Why India needs Right to Health as a fundamental right

By Arushi Sharma

A new Private Member Bill introduced in the Rajya Sabha seeks to make Right to Health a fundamental right in India. For this purpose, the scope of Article 21 will have to be expanded by implementing a constitutional amendment. The billproposed by YSR Congress MP Vijaysai Reddy, envisages that all the citizens should be able to avail a health protection system that provides prevention and treatment of diseases as well as access to essential medicines. According to MP Reddy, “Providing adequate medical facilities for the people is an obligation of the government in a welfare state.”

The need for right to health

According to the Draft National Health Policy, 2015, 63 million people are pushed to poverty every year as they are unable to cover their healthcare costs. The current public expenditure on health, however, stands at only 1.4 percent of the GDP. This year in March, the Centre cleared the National Health Policy 2017 in an effort to increase health spending, gradually and timely, to 2.5 percent of the GDP. The primary aim of the policy was to guarantee healthcare to all Indian citizens, particularly the underprivileged sections, by strengthening the public health system and leveraging strategic public-private partnerships in the health space.

Union Health Minister, J.P. Nadda, referred to the policy as a turn of the national health goals in a direction of ‘wellness’ from merely ‘sick care.’ However, as reported by The Hindu, concerns remained around the inadequacy of the GDP spend to cover the vast healthcare challenges faced by the country in the absence of a proper financial protection mechanism. Healthcare activists also argued that the policy put forth an empty promise as it steered clear of making right to health a fundamental right.

Importance of the bill

Private Member Bills have not had the most favourable history in getting a nod from both the Houses of Parliament. Only 14 such bills have been passed and become a law since Independence, the last one being in 1970. Right to Health is an internationally recognised fundamental human right. But the current national health apparatus in India is an out-of-pocket one. Millions of poor patients have access to a doctor only if they can pay the bill at the time of treatment or if they are sick enough to be admitted to a public hospital’s emergency ward. If Article 21B is introduced in the Indian Constitution, the failure to provide health care will have legal consequences. Moving forward, India should look to evolve its healthcare system beyond the current assurance-based approach.

Choosing the right model

India can choose from a number of different models, learning from the rest of the world. One such model is that of total governmental control, referred to as the Beveridge model. The government uses its revenue to finance universal coverage, just like the public library or the police force. Such a system benefits from low per-capita costs as it allows the government to regulate and negotiate prices of drugs and medical services. Cuba has possibly the purest application of this model, enabling the country to eliminate the need for an insurance bureaucracy. Other examples and versions of this kind of single-player model exist in the UK, Spain, and New Zealand. In a Beveridge-style healthcare, most of the hospitals and clinics are government-owned and even the private doctors collect their fee from the government.

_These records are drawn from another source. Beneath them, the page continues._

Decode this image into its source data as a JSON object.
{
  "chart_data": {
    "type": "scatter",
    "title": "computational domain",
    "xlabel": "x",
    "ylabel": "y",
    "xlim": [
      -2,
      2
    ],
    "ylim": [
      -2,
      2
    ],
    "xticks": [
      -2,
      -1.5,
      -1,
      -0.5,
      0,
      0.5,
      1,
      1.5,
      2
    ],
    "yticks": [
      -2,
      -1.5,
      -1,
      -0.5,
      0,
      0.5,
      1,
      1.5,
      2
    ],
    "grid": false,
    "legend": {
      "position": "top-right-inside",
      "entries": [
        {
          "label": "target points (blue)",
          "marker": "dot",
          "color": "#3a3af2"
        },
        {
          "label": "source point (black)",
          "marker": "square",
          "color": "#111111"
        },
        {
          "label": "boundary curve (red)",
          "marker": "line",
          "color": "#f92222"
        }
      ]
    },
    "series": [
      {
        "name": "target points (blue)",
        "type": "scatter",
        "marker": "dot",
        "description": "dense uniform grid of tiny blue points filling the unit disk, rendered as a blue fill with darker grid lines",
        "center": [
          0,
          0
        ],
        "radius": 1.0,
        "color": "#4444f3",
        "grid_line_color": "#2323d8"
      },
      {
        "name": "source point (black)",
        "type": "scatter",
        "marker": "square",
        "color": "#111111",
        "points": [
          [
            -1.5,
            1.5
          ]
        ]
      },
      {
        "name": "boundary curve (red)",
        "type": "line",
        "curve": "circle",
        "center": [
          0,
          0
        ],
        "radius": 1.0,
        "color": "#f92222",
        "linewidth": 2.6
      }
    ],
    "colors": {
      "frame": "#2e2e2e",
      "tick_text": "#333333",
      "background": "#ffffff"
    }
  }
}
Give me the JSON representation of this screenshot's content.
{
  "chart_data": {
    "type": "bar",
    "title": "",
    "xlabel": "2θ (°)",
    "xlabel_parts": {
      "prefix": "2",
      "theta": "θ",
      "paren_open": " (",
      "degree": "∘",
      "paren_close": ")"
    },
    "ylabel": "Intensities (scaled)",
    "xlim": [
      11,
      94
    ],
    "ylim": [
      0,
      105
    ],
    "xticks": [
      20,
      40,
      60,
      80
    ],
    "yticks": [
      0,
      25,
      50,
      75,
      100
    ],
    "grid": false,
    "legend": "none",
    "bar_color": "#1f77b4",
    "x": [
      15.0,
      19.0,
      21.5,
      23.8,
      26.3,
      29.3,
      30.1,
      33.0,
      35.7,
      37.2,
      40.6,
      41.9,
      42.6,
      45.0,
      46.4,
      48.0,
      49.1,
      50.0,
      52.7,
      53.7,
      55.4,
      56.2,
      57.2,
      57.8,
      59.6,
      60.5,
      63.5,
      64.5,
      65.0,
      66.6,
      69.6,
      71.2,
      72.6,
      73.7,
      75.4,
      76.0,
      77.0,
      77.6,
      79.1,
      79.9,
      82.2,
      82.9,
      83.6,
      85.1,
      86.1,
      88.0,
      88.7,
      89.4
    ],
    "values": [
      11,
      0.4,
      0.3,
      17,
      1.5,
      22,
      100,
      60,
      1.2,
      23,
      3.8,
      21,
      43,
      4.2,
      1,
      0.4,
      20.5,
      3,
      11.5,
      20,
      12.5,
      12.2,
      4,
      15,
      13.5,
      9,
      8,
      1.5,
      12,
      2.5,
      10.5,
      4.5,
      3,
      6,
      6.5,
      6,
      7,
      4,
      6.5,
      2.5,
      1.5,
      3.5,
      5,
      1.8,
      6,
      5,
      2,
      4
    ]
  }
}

Some countries also have an insurance-based healthcare system, wherein health insurance plans cover all the citizens and the insurers do not make a profit out of it. Known as the Bismarck model, this system is jointly funded by employers and employees via payroll deduction. Countries like Germany, France, Belgium, Switzerland, the Netherlands, and Japan, among others, have Bismarck-type health plans. The United States has a peculiar for-profit health insurance system.

Another option is to adopt a National Health Insurance (NHI) model, which has been adopted in Canada, Taiwan, and South Korea. The NHI combines the first two models, using private-sector providers but financing through a government-run insurance program. Every citizen pays into the corpus and there is no profit or financial motive. The NHI finds an exemplary representative in the Canadian government, who has negotiated low-price medicines for its citizens from pharmaceutical companies. Cost control is exercised by limiting the government-covered medical services or by putting patients up on a wait-listed treatment roster. Therefore, considering that the existing system in India does not guarantee every citizen’s well-being in the real sense, evaluating the practicality of different healthcare models in the Indian context would be a good place to start.